De la paume de ses mains, l’enfant frotta ses yeux pour en assécher les larmes : les garçons ne pleuraient pas. Ils assumaient, tout simplement. Ils ne pleuraient certainement pas pour un chat. Bredouille, le Tyrell tourna les talons et retourna vers le château, laissant Mina toute seule avec le petit plat de viande. Il était rare d’abandonner ainsi une de ses petites sœurs, mais il ne voulait pas qu’elle le voit ainsi, si fragile. Du haut de ses neufs ans, il ne voulait plus de l’air fragile de l’enfance même s’il n’arrivait pas facilement à s’en départir. Il devait être un homme comme son père, comme ses oncles. C’était à lui de consoler ses petites sœurs et non pas l’inverse. Pourtant, même s’il ne le savait pas, rien de grave n’était arrivé à Muffin. Il avait simplement suivi sa destinée de chat en quittant Hautjardin. Un peu comme lui le ferait bientôt, malgré lui. Nous avions décidé qu’il partirait pour être écuyer quelque part dans le Bief. Nous ne lui avions pas encore dit où, mais peu importait où il irait, ce serait loin. Loin de sa famille, loin de sa maison. Mais il n’avait pas le choix ! Nous lui disions que c’était pour son bien, qu’il reviendrait de temps en temps avant de revenir pour toujours. En tant que futur suzerain, il était toujours mieux pour lui de savoir manier l’épée et d’être bien éduqué question martiale, sans être nécessairement le meilleur. Même s’il était craintif de rencontrer un lieu et des gens inconnus, il voulait faire de son mieux pour rendre ses parents fiers.

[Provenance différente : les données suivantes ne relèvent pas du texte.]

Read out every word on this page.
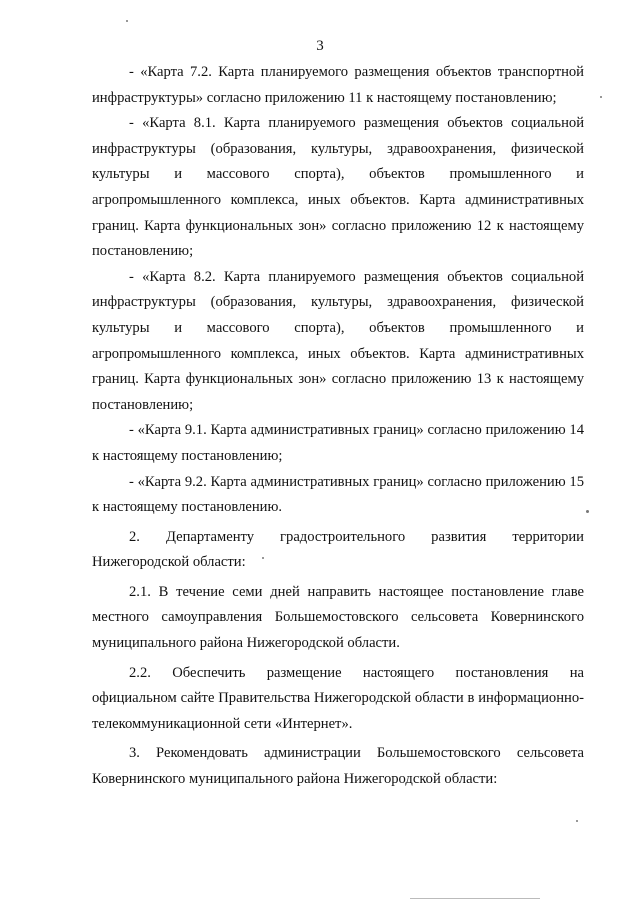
3

- «Карта 7.2. Карта планируемого размещения объектов транспортной инфраструктуры» согласно приложению 11 к настоящему постановлению;

- «Карта 8.1. Карта планируемого размещения объектов социальной инфраструктуры (образования, культуры, здравоохранения, физической культуры и массового спорта), объектов промышленного и агропромышленного комплекса, иных объектов. Карта административных границ. Карта функциональных зон» согласно приложению 12 к настоящему постановлению;

- «Карта 8.2. Карта планируемого размещения объектов социальной инфраструктуры (образования, культуры, здравоохранения, физической культуры и массового спорта), объектов промышленного и агропромышленного комплекса, иных объектов. Карта административных границ. Карта функциональных зон» согласно приложению 13 к настоящему постановлению;

- «Карта 9.1. Карта административных границ» согласно приложению 14 к настоящему постановлению;

- «Карта 9.2. Карта административных границ» согласно приложению 15 к настоящему постановлению.

2. Департаменту градостроительного развития территории Нижегородской области:

2.1. В течение семи дней направить настоящее постановление главе местного самоуправления Большемостовского сельсовета Ковернинского муниципального района Нижегородской области.

2.2. Обеспечить размещение настоящего постановления на официальном сайте Правительства Нижегородской области в информационно-телекоммуникационной сети «Интернет».

3. Рекомендовать администрации Большемостовского сельсовета Ковернинского муниципального района Нижегородской области:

Plus son cheval avançait, plus l’ombre d’Hautjardin se traçait devant lui, imposante et majestueuse. Tout en haut, un drapeau vert orné d’une rose jaune flottait au gré du vent et les labyrinthes qui dormaient à ses pieds le ramenaient à son enfance qu’il avait difficilement délaissée en quittant le confort de son foyer pour le rude logis des Rowan. Entre ses neuf ans et ses désormais seize ans, il était parfois revenu chez lui, que ce soit pour un anniversaire ou pour une visite de politesse – ces trucs du genre qui ennuyaient l’adolescent qui faisait semblant du contraire – et à chaque fois, c’était un moment difficile. Non pas parce qu’il détestait Hautjardin, mais puisqu’il devait toujours le quitter et la séparation était à chaque fois aussi douloureuse. Il constatait toujours à quel point ses sœurs avaient grandies et il se sentait mal de ne pas avoir été là pour y assister, de ne pas avoir grandi avec elle. Il avait parfois l’impression que beaucoup de choses lui avaient glissées entre les doigts, qu’il aurait du mal à rattraper le temps perdu. Mais ce n’était pas le cas : lorsqu’il revenait, ses sœurs avaient toujours beaucoup à lui raconter – souvent des futilités d’enfants – et lorsqu’il n’était plus là, il leur écrivait et elles demandaient ensuite au mestre d’écrire à leur place la réponse qu’elles lui dicteraient.  Distraitement, l’adolescent caressa la crinière de son animal brun. Au cœur de sa mémoire, il se souvenait des mots qu’il avait écrits à Janna et Mina avant de quitter le fief des Rowan en compagnie d’une petite escorte, revenant pour de bon à la maison. Il avait hâte de les revoir et son regard calme s’embruma en pensant à ces adorables visages. Les lettres ne remplaçaient pas la véritable présence, mais il devait s’en contenter. S’il était bien peu doué au combat –  ce que nous lui reprochions très souvent –, il ne tarda pas à découvrir qu’il se débrouillait bien mieux avec les mots et les envolées lyriques. La douceur lui convenait mieux que le bruit des lames s’entrechoquant. Ce n’était donc pas étonnant s’il préférait entendre le mestre lui parler de conflits militaires, de stratégies et de diplomatie plutôt que de s’entraîner et d’être un jour à la tête d’une armée – or, cela ne l’empêchait pas d’être souvent vu en train de roupiller sous un arbre, par exemple.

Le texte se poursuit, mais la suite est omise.